Итак, отступление турок началось. На этот раз они убегали так быстро, что закованные в тяжелые доспехи рыцари были не в состоянии их преследовать. Оставив эту мысль, многие христианские воины, тяжело дыша, просто свалились с коней на землю. Они обливались потом и мечтали о глотке воды.

Герт Ордуэй тупо наблюдал, как один из норвежцев, стиснув зубы, пытался вытащить стрелу, пробившую ему руку. Вырвав, наконец, ее, он швырнул стрелу на землю и в ярости стал топтать ее ногами.

Герт Ордуэй забеспокоился о своем господине. Где сэр Эдмунд? Оруженосец отправился на поиски. Его конь тяжело ступал, перебираясь через груды стонавших или уже навсегда замолкших бойцов. Где-то в отдалении все еще раздавался гул котелков-барабанов. Нестерпимо было видеть, какое множество рослых воинов в белых мантиях валялось вперемешку с зарубленными конями и убитыми неверными.

По подсчетам Герта, по крайней мере треть бойцов отряда лежала среди убитых, а половина из оставшихся в живых лишилась лошадей.

Наконец он обнаружил бывшего графа Аренделского. Тот пытался наложить повязку на руку сэра Гастона, переломанную выше локтя. Круглое лицо франко-норманна блестело от пота и уже приняло болезненный зеленоватый оттенок.

Сэр Эдмунд готовился отвести оставшихся в живых, чтобы образовать единую линию с вассалами из Сан-Северино – сэр Робер де Берне, весь залитый кровью, как мясник, был еще на ногах. Он беспокойно расхаживал в ожидании дальнейших событий. И вдруг страшные крики послышались в тылу у норманнов. Торауг, бросив быстрый взгляд через плечо, громко выругался. Его предсказание сбылось. Из оставшегося в отдалении лагеря крестоносцев подымались клубы густого дыма, ужасные вопли и проклятия…

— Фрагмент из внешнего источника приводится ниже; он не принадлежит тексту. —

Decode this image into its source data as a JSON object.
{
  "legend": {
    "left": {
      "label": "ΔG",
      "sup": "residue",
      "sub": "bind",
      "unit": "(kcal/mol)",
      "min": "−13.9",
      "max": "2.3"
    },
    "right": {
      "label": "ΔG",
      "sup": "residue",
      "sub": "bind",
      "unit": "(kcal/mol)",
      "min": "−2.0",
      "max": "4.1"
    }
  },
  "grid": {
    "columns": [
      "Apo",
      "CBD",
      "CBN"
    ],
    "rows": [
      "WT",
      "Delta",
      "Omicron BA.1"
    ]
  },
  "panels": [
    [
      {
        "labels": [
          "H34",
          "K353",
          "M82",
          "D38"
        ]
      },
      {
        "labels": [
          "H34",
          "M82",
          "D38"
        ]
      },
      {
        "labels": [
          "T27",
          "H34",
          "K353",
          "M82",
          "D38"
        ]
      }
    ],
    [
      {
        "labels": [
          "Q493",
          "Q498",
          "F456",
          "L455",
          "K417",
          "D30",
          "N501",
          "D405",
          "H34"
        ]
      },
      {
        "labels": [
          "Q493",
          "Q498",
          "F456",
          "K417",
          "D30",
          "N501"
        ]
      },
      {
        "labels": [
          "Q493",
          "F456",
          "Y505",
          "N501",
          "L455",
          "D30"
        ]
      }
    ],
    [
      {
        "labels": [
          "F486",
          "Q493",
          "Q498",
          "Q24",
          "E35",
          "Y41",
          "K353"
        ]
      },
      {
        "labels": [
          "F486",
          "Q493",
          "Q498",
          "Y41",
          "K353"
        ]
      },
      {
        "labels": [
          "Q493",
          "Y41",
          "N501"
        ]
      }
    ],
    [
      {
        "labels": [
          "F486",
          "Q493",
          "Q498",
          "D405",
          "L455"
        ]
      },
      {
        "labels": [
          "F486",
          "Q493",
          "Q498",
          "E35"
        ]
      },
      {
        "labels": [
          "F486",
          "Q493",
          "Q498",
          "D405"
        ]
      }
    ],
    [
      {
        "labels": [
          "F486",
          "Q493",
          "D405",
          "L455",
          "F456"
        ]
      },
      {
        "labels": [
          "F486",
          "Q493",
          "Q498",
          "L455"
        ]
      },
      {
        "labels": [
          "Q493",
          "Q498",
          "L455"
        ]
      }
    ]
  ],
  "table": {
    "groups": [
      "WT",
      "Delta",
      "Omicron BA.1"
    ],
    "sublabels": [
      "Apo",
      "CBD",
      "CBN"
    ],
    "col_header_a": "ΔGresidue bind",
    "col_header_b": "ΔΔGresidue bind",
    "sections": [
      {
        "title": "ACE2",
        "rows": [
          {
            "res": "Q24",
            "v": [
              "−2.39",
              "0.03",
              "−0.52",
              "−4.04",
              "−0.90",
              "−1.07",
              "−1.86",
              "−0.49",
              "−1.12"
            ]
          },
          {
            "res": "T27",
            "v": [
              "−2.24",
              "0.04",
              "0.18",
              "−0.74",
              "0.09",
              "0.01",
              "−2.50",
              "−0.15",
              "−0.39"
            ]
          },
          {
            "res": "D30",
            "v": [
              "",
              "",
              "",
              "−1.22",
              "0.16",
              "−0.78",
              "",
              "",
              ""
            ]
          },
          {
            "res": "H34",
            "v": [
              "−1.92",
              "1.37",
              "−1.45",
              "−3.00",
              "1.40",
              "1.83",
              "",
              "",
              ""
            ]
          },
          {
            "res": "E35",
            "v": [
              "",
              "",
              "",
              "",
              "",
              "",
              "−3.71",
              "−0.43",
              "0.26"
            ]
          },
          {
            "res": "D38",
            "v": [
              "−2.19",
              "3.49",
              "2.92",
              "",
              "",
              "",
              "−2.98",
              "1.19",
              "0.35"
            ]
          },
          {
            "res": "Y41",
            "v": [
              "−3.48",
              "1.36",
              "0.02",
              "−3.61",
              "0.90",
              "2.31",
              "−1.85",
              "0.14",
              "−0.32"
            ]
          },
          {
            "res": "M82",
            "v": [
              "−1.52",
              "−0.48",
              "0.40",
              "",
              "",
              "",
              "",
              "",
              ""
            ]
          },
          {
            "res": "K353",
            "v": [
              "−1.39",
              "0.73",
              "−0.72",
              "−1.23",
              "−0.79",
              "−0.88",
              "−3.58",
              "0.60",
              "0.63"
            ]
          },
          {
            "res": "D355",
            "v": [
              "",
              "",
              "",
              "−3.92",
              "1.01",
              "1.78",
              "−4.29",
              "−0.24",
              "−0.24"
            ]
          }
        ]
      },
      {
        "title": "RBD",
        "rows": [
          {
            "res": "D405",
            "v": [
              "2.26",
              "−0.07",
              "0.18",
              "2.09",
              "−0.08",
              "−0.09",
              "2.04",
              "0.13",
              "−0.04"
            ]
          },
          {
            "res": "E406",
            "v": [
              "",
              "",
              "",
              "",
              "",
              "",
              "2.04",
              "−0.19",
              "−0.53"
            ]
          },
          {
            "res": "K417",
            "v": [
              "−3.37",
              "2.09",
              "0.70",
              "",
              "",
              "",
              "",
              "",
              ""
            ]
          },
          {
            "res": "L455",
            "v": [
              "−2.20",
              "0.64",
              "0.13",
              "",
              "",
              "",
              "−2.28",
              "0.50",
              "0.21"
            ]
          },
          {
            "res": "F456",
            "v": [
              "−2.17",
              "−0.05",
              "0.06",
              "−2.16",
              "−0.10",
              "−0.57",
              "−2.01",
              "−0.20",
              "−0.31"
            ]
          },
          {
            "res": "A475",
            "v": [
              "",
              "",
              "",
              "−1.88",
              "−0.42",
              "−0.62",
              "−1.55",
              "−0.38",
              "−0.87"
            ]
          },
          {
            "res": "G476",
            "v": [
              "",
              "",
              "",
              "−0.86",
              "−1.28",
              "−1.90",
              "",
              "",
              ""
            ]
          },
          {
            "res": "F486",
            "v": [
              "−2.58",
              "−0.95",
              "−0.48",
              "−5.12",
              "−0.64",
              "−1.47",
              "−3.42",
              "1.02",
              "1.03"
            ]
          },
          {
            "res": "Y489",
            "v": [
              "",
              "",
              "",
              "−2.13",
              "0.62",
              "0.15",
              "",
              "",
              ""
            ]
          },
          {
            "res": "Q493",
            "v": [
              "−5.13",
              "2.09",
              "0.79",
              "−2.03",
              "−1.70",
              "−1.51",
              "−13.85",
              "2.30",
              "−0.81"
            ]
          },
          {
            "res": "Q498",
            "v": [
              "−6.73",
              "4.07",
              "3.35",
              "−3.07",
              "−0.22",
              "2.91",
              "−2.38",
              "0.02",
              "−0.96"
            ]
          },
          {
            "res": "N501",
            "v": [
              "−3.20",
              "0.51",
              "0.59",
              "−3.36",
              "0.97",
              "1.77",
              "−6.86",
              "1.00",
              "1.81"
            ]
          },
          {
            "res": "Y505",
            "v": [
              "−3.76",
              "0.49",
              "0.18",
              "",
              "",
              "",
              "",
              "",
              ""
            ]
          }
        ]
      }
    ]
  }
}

С пригорка, где остановился отряд Эдмунда, усталые воины наблюдали, как всадники в белых одеждах рыщут среди палаток, безжалостно убивая слуг, священников, женщин и всех не способных сражаться. Один эскадрон сельджуков угонял вьючных животных. Неверные осыпали стрелами перепуганных волов. В охваченном паникой лагере христиан бесчинствовало воинство Красного Льва. Сельджуки слезали с коней, чтобы удобнее было убивать упавших на колени женщин, детей и священников. Они истребляли их с кровожадностью ястребов, уничтожающих потомство кроликов.

Разгромив полностью лагерь, турки снова умчались, оставив позади себя свежие доказательства невыразимой жестокости, которая была известна повсюду…

…От группы баронов, собравшихся под штандартом герцога Боэмунда, на холм прискакал какой-то всадник.

– Собирайтесь под алое знамя! Нужно укоротить нашу линию! – прокричал он.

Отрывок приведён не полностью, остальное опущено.